4. Overfitting Risk When J Approaches T₀ (Degrades Pre-period Fit in Practice)
The optimizer can fit the pre-period solely to noise when J ≥ T₀, creating the illusion of comparability. This tutorial runs at T₀/J = 20/25 = 0.8, in the danger zone. The LOO sensitivity check is the practical defense: if the gap holds up across donor drops, the fit reflects genuine comparability.
These failure modes stay invisible in your point estimate. They surface as a synthetic control that looks well-fit on paper and produces a gap that doesn't hold up when treatment rolls out to the next wave. Placebo test, LOO sensitivity, and bootstrap together are your defense.
What to Do Next
Synthetic control is the right tool when your feature ships globally and there's a pool of untreated units resembling the treated unit.
If treated and donor units operate at different scales, augmented synthetic control adds a bias-correction term from a linear outcome model. If you have many treated units with staggered adoption, generalized synthetic control (the gsynth R package) extends the framework.
For production Python work, pysyncon implements the full Abadie-Diamond-Hainmueller estimator with predictor-weighting via a V-matrix outer loop and adds in-time placebo tests (assigning the treatment to a pre-period date and checking for a spurious gap) that this tutorial doesn't cover. The from-scratch implementation here shows that the mechanics pysyncon is what you ship to a reviewer.

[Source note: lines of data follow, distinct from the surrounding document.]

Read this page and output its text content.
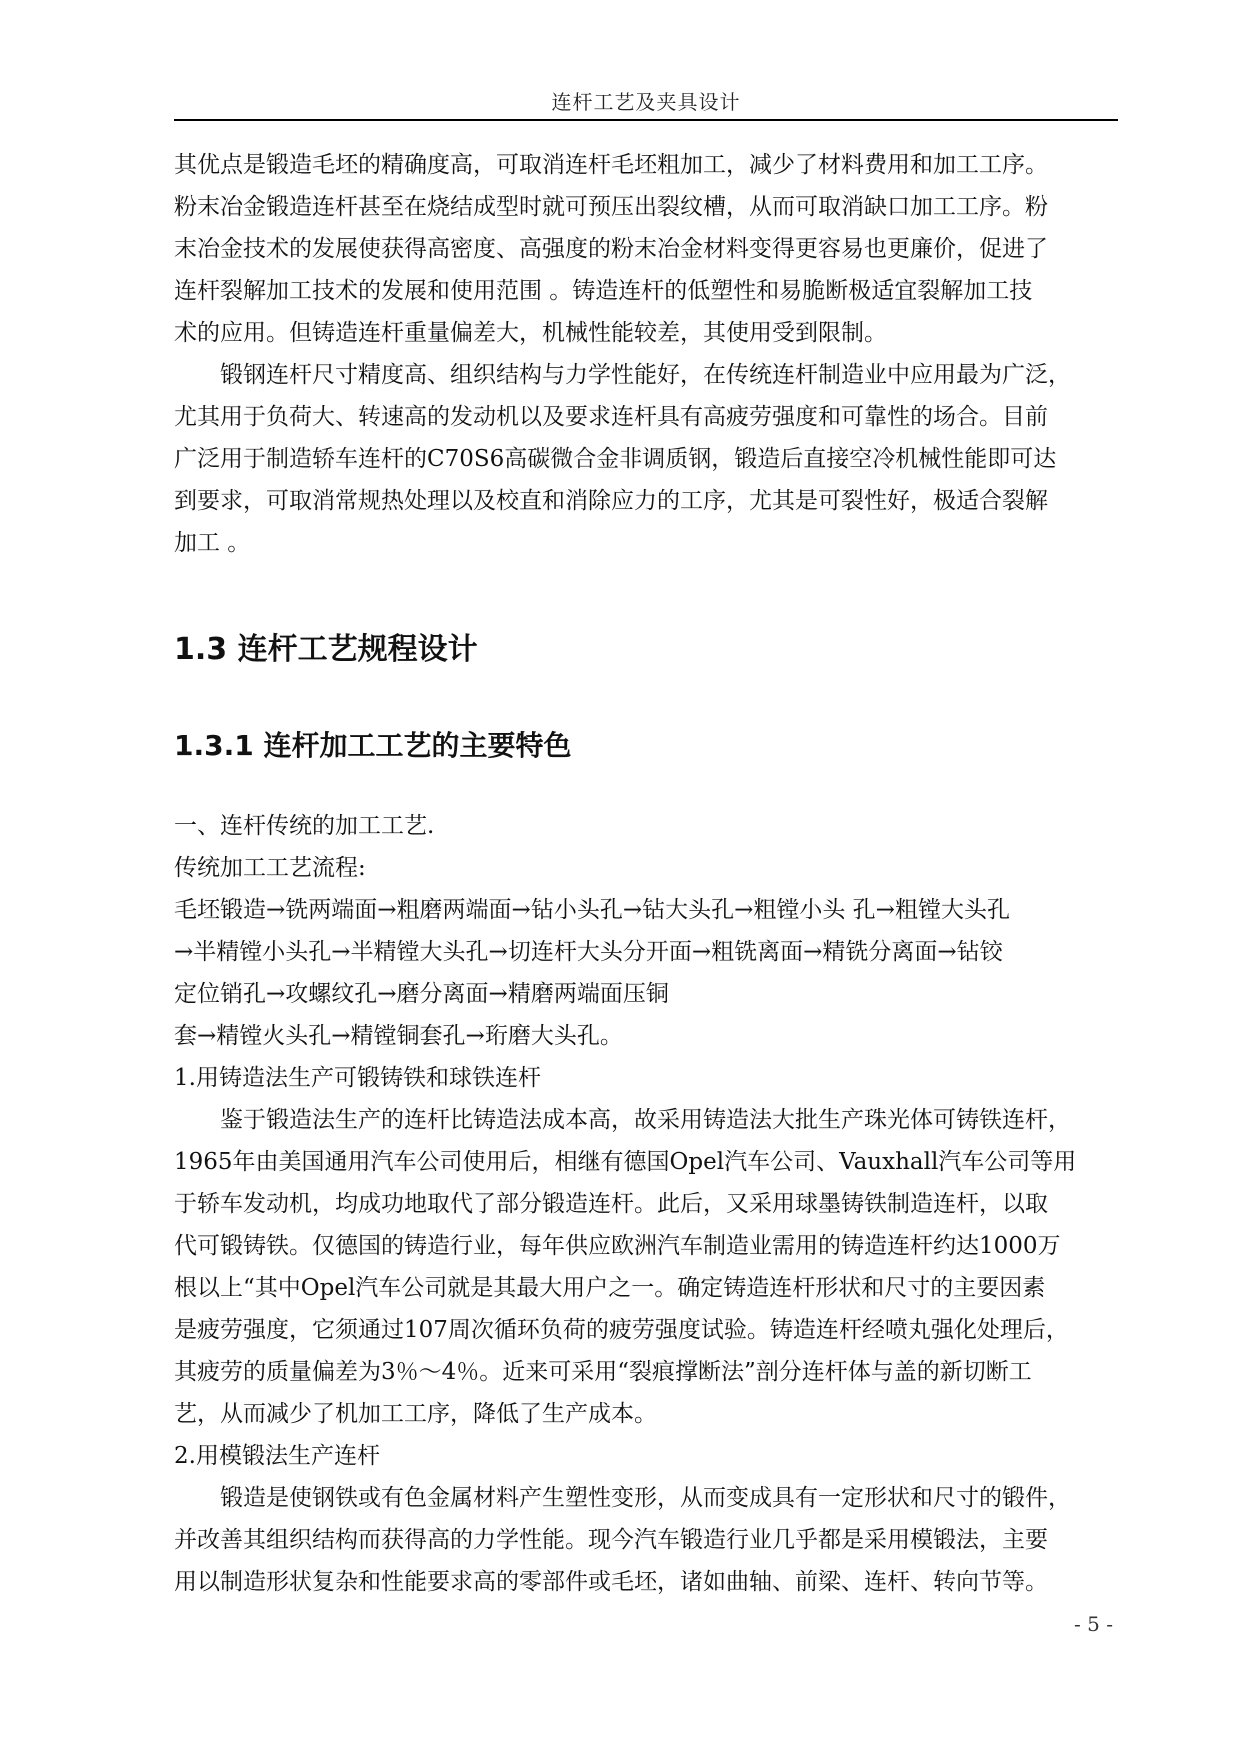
连杆工艺及夹具设计
其优点是锻造毛坯的精确度高，可取消连杆毛坯粗加工，减少了材料费用和加工工序。
粉末冶金锻造连杆甚至在烧结成型时就可预压出裂纹槽，从而可取消缺口加工工序。粉
末冶金技术的发展使获得高密度、高强度的粉末冶金材料变得更容易也更廉价，促进了
连杆裂解加工技术的发展和使用范围 。铸造连杆的低塑性和易脆断极适宜裂解加工技
术的应用。但铸造连杆重量偏差大，机械性能较差，其使用受到限制。
锻钢连杆尺寸精度高、组织结构与力学性能好，在传统连杆制造业中应用最为广泛，
尤其用于负荷大、转速高的发动机以及要求连杆具有高疲劳强度和可靠性的场合。目前
广泛用于制造轿车连杆的C70S6高碳微合金非调质钢，锻造后直接空冷机械性能即可达
到要求，可取消常规热处理以及校直和消除应力的工序，尤其是可裂性好，极适合裂解
加工 。
1.3 连杆工艺规程设计
1.3.1 连杆加工工艺的主要特色
一、连杆传统的加工工艺.
传统加工工艺流程:
毛坯锻造→铣两端面→粗磨两端面→钻小头孔→钻大头孔→粗镗小头 孔→粗镗大头孔
→半精镗小头孔→半精镗大头孔→切连杆大头分开面→粗铣离面→精铣分离面→钻铰
定位销孔→攻螺纹孔→磨分离面→精磨两端面压铜
套→精镗火头孔→精镗铜套孔→珩磨大头孔。
1.用铸造法生产可锻铸铁和球铁连杆
鉴于锻造法生产的连杆比铸造法成本高，故采用铸造法大批生产珠光体可铸铁连杆，
1965年由美国通用汽车公司使用后，相继有德国Opel汽车公司、Vauxhall汽车公司等用
于轿车发动机，均成功地取代了部分锻造连杆。此后，又采用球墨铸铁制造连杆，以取
代可锻铸铁。仅德国的铸造行业，每年供应欧洲汽车制造业需用的铸造连杆约达1000万
根以上“其中Opel汽车公司就是其最大用户之一。确定铸造连杆形状和尺寸的主要因素
是疲劳强度，它须通过107周次循环负荷的疲劳强度试验。铸造连杆经喷丸强化处理后，
其疲劳的质量偏差为3％～4％。近来可采用“裂痕撑断法”剖分连杆体与盖的新切断工
艺，从而减少了机加工工序，降低了生产成本。
2.用模锻法生产连杆
锻造是使钢铁或有色金属材料产生塑性变形，从而变成具有一定形状和尺寸的锻件，
并改善其组织结构而获得高的力学性能。现今汽车锻造行业几乎都是采用模锻法，主要
用以制造形状复杂和性能要求高的零部件或毛坯，诸如曲轴、前梁、连杆、转向节等。
- 5 -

The companion notebook for this tutorial lives at github.com/RudrenduPaul/product-experimentation-causal-inference-genai-llm/tree/main/04_synthetic_control. Clone the repo, generate the synthetic dataset, and run synthetic_control_demo.ipynb (or synthetic_control_demo.py) to reproduce every code block, every number, and every figure from this tutorial.

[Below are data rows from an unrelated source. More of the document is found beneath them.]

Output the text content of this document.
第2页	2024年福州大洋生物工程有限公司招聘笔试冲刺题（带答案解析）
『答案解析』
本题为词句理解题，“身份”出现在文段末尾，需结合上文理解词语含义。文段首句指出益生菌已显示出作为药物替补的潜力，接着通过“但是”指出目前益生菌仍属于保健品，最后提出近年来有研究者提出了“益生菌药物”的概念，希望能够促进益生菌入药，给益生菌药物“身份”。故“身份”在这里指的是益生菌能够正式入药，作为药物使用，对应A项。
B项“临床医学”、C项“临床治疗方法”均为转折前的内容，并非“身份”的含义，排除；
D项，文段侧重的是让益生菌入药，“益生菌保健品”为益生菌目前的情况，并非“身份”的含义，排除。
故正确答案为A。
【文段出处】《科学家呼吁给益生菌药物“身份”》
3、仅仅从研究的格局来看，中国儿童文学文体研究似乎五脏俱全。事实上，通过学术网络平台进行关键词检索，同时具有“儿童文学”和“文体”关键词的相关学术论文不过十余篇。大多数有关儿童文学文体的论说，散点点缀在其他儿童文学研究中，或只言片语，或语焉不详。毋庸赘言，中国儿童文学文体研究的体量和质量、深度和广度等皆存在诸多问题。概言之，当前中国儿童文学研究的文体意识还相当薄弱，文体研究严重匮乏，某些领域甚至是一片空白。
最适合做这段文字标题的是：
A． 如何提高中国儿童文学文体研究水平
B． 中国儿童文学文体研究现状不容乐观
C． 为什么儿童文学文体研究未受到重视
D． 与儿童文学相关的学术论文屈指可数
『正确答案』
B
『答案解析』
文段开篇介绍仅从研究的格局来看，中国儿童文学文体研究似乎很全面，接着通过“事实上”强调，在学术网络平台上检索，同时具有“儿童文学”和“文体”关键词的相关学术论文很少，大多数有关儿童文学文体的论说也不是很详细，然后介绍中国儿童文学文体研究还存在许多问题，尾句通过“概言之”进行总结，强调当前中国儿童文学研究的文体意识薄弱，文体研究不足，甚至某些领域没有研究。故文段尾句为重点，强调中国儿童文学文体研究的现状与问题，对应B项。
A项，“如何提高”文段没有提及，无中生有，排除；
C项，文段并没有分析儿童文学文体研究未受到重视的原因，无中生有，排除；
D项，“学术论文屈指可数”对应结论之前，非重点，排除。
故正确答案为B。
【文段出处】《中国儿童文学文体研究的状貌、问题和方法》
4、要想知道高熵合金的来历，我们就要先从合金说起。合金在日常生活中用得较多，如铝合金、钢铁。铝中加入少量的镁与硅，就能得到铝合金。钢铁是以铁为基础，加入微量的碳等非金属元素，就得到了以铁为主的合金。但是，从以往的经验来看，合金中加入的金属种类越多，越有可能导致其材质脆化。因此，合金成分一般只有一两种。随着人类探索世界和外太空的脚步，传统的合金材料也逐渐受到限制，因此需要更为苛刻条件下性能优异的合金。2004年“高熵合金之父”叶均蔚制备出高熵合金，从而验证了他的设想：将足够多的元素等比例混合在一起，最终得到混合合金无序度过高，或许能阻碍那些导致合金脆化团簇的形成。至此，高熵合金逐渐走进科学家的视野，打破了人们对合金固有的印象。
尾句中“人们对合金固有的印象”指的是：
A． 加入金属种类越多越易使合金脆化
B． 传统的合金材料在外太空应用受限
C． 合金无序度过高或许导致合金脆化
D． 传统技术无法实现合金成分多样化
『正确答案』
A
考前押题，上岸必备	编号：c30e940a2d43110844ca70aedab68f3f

When a model upgrade ships to every user at once, the naive before/after is usually the wrong number. Synthetic control builds "users like yours who didn't get the upgrade" from the data you already have, locks in the weights before the treatment week, and gives you a placebo distribution plus a bootstrap interval you can defend when a stakeholder asks how confident you are.